Para Miguel Nicolelis, a logística, no Brasil, está atrasada. “Nesse momento, é apenas uma expectativa de vacinação. Nós ainda nem temos definidas as vacinas, nós estamos com problemas de insumos básicos para uma campanha de vacinação, como seringas e agulhas. É uma questão extremamente grave, e as pessoas estão achando que a vacinação resolve o problema imediatamente, e não é isso”, advertiu.
O cientista explicou que se as pessoas continuarem se aglomerando, sem fazer uso de máscaras, as cidades do Nordeste vão registrar uma “explosão” de casos, com a chegada do verão. A saída apontada por ele é o fechamento dos aeroportos internacionais brasileiros, medida que impediria a chegada de turistas. Do contrário, alerta ele, “podemos repetir os mesmos erros da primeira onda, quando o coronavírus chegou pelos aeroportos internacionais, e depois se espalhou das capitais para o interior do Brasil”.
SISTEMA HOSPITALAR EM COLAPSO – Nicolelis afirmou que Salvador é uma das capitais do Nordeste com tendência de crescimento de casos, nos próximos dias e meses. O especialista salientou que a velocidade de crescimento, nesse momento, ainda não é maior do que na primeira onda, mas existe a possibilidade de o cenário mudar e o sistema hospitalar entrar em colapso. “Em Recife, Fortaleza, Aracaju, já temos essa tendência, e todas essas capitais são conectadas com a Bahia. Então, se você deixar escapar um estado ou mesmo uma região do Brasil, por causa da alta comunicação rodoviária, aeroviária e do fluxo de pessoas, as outras regiões também vão receber casos e vão entrar em situação de colapso”, cogitou.

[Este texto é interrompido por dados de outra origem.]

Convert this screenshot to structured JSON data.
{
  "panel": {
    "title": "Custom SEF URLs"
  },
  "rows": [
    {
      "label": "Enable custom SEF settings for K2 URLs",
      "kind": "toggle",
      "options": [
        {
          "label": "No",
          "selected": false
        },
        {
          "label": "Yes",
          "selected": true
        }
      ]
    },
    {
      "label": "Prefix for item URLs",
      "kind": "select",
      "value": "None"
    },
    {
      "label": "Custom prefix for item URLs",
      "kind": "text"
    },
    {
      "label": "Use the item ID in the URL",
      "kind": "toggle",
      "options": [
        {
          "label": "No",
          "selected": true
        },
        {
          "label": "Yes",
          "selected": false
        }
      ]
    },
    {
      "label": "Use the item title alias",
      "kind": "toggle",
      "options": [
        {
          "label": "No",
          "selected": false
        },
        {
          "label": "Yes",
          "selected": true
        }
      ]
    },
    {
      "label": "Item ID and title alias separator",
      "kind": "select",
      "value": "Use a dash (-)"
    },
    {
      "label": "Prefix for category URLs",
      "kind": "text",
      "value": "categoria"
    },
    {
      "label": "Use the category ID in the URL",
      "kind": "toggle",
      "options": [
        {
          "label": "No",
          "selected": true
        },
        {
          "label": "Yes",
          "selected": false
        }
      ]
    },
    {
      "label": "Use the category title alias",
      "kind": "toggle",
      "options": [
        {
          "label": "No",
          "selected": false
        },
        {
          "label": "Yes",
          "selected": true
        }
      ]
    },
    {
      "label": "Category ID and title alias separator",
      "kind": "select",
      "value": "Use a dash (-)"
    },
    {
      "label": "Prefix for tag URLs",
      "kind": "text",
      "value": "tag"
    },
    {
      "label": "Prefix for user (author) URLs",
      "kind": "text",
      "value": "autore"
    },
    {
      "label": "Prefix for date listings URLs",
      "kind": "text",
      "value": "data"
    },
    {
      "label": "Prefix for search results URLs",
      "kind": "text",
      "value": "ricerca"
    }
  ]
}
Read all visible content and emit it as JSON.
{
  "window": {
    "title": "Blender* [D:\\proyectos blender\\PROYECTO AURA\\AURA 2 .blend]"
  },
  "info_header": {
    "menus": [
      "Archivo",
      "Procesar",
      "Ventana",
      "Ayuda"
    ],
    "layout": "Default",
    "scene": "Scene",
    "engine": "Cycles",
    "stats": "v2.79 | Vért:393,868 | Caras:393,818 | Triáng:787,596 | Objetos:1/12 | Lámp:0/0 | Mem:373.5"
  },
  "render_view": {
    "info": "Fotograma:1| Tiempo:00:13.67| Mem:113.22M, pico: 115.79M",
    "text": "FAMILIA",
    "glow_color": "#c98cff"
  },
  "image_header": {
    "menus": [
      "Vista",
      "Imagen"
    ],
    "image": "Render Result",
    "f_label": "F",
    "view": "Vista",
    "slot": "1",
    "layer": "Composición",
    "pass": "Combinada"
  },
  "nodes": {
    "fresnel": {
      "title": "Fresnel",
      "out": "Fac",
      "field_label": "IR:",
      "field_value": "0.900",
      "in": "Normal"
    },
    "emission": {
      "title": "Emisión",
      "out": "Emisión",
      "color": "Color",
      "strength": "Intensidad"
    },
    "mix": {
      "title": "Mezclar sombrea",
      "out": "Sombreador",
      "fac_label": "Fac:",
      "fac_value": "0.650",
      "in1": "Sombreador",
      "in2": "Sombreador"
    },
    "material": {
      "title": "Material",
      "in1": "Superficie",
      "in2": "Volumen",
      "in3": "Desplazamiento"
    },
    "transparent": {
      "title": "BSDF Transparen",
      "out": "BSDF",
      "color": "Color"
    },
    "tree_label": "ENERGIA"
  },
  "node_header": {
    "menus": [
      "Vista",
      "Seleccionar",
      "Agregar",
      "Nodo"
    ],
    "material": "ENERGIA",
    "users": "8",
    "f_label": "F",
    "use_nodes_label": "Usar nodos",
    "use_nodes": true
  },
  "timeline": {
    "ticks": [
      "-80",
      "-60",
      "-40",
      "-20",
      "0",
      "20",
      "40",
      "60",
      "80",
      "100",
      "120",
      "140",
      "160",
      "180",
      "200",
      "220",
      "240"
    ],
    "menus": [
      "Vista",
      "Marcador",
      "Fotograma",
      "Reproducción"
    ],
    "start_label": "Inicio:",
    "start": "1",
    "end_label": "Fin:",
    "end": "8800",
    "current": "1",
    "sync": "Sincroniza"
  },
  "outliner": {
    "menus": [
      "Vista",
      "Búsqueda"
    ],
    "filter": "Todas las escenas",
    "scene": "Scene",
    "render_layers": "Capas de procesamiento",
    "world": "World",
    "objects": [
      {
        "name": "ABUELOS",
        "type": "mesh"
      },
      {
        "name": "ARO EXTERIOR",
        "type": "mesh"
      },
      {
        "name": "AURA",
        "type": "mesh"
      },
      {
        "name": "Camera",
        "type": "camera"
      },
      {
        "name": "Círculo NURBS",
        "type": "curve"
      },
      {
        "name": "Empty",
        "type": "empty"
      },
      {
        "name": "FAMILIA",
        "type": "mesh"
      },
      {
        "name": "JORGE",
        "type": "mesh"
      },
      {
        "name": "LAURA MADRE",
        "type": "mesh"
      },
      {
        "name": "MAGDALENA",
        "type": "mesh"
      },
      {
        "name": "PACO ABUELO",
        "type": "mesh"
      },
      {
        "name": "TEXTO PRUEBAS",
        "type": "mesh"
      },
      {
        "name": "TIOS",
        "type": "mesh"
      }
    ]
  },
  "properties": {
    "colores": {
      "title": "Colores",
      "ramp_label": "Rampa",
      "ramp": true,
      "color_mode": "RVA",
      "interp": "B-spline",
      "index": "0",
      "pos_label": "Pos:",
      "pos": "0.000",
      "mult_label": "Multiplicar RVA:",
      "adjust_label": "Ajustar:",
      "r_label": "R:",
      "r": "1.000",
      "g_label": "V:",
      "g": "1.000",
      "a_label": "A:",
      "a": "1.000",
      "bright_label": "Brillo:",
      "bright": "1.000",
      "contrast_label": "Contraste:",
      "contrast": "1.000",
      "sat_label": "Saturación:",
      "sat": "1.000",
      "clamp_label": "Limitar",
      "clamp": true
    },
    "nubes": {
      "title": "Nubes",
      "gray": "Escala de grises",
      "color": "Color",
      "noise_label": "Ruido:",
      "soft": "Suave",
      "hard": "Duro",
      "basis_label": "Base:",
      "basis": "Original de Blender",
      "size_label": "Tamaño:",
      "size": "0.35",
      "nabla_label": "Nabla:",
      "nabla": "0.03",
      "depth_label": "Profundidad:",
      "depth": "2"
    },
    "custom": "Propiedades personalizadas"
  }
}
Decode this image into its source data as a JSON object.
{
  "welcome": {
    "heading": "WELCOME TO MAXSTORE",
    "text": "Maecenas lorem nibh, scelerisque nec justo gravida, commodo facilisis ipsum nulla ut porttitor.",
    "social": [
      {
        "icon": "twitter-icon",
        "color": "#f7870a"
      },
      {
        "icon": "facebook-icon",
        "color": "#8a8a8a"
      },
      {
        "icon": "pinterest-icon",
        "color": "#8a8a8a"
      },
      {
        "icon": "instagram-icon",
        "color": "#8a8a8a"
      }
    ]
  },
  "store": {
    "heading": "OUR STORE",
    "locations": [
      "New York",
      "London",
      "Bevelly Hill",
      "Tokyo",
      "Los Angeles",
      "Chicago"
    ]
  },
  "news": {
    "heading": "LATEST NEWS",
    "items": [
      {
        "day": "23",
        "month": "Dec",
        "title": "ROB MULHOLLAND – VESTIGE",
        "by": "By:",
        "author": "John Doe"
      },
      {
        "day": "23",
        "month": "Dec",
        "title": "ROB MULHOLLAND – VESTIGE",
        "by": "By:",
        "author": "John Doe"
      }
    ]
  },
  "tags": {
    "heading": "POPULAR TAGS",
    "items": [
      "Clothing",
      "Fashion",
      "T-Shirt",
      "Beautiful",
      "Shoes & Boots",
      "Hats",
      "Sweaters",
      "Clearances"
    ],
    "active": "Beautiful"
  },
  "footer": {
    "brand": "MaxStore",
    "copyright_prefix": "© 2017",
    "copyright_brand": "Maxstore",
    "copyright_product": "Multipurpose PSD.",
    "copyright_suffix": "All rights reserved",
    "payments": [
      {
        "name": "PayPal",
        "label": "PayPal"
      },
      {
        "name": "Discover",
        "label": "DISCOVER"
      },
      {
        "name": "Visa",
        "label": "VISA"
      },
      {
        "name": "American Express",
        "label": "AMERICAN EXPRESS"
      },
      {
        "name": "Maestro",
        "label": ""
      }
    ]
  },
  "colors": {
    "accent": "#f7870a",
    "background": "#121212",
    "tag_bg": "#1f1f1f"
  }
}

Para ele, diz o G1, existe a expectativa de que pessoas apresentem sintomas da Covid-19, em janeiro e fevereiro, por causa das aglomerações nas festas de Natal e Ano Novo. Outro fato que inspira preocupação, na visão do especialista, é a aproximação do carnaval. “Recomendamos o lockdown, em Salvador, em 1º de julho do ano passado, porque os números cruzaram 80% das taxas de ocupação e as curvas de casos e óbitos estavam ascendentes. E continuamos mantendo esse critério. Uma vez que a taxa de ocupação seja de 80% e as taxas de casos e óbitos estejam acrescendo, o lockdown é recomendado imediatamente”, indicou.
O coordenador disse ainda que dois ou três dias são suficientes para que as taxas de ocupação de leitos subam de 70% para 80%. “E isso aconteceu na região sul do Brasil. Em Curitiba, em Florianópolis, em Porto Alegre, vimos esses números, nessa segunda onda, a taxa de ocupação aumentar muito rapidamente. Então continuamos a manter as recomendações que o comitê elaborou, desde maio do ano passado. Elas continuam vigentes”, concluiu.